One of the primary objectives of any insurance company is to build up significant reserves for the future. And, insurance companies enjoy many tax advantages as they accumulate reserves. Captive insurance companies are no different. When a business owner sets up a captive insurance company to formally insure risk, he or she also benefits by being able to accumulate wealth in a more tax efficient vehicle. The operating company (or parent company) pays tax deductible premiums to the captive insurance company. And, small captive insurance companies may make an 831 (b) tax election. As such, they are taxed at zero percent (0%) on their underwriting profit. Underwriting profit is simply defined as premiums collected fewer claims paid. Small insurance companies by definition receive $2.3 million or less in annual premiums according to the Internal Revenue Code (IRC). The result is a remarkably efficient vehicle to accumulate loss reserves (and by extension wealth) for the future. This prevents the business and its owners from being hollowed out by excessive taxation. Businesses that own their own captive are better prepared to survive the 2020 roller coaster.
What Is A Captive Insurance Company?
A captive is a unique insurance company. It includes its own corporation, insurance license, reserves, policies, policyholders, and claims. It is a formal way for business owners to self-insure risk, and captives are generally formed to insure primarily though not exclusively the risks of one or more businesses owned by the same or related parties.

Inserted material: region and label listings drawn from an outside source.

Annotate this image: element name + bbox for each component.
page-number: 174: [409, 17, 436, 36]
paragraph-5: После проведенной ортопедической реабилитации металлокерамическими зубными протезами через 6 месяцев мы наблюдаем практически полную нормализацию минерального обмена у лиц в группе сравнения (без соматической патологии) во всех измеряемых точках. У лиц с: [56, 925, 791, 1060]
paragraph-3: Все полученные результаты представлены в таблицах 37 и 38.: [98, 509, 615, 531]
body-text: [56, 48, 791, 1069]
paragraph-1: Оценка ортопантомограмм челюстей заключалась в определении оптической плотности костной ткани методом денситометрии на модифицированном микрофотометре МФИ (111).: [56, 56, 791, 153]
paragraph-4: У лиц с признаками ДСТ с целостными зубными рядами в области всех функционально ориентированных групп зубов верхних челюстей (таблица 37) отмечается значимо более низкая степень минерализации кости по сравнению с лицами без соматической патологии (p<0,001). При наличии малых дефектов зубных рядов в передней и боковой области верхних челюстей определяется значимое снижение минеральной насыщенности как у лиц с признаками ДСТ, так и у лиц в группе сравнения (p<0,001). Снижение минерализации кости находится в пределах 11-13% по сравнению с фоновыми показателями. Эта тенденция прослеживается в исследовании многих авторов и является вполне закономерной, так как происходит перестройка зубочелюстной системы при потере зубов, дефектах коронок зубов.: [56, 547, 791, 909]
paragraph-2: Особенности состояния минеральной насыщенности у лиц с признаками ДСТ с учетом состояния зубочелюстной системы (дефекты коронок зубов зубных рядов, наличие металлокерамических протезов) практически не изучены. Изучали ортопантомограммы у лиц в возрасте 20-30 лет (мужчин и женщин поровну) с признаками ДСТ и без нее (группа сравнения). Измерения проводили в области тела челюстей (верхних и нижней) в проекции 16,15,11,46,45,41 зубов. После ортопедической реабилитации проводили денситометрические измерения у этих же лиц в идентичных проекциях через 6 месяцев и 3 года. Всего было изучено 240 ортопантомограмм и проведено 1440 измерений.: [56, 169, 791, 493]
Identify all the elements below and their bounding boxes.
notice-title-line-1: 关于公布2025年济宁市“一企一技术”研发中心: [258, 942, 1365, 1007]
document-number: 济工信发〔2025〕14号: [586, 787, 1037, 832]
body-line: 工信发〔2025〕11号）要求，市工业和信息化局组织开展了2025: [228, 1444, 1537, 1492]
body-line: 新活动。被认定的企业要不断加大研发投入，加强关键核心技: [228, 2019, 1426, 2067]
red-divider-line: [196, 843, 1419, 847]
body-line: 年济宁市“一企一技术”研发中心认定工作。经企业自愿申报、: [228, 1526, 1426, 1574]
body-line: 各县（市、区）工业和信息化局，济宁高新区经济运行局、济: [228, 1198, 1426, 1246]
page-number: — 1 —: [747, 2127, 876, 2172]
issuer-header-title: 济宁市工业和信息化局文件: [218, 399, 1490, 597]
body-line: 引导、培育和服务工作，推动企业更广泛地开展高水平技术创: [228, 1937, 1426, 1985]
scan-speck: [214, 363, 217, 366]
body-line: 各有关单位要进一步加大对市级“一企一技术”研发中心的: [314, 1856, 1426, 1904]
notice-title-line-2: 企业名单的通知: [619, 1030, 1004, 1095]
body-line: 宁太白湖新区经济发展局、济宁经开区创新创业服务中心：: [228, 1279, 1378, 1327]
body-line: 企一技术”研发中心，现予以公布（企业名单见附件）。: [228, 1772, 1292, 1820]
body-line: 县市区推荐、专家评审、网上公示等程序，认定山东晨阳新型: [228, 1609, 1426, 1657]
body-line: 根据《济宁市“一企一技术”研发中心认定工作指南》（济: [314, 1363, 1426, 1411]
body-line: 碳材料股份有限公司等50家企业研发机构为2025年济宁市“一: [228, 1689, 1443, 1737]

How Does a Captive Insurance Company Work?
A captive primarily insures its parent company or related companies. It typically forms the backbone of a company’s Enterprise Risk Management (ERM) strategy. Hence, the parent company is able to purchase insurance from its captive, and it can insure risks that third party insurers will not insure or risks where third party insurance cost is unaffordable. The captive can also insure the gaps in third party commercial insurance policies. Premiums are paid from the parent (operating) company to the captive with pre-tax dollars. The captive can invest its assets mostly as its owners choose (some domiciles have restrictions).
The Road Ahead
The lessons of 2020 are clear. Many hollowed-out businesses are suffering terribly or already closed. We can’t really know what the rest of 2020 will hold, nor can we know what calamities may be ahead in 2021 or 2022 or in the near future. On the other hand, businesses can act now to ensure their businesses aren’t hollowed out, and that is the key to not getting squashed no matter what lies ahead.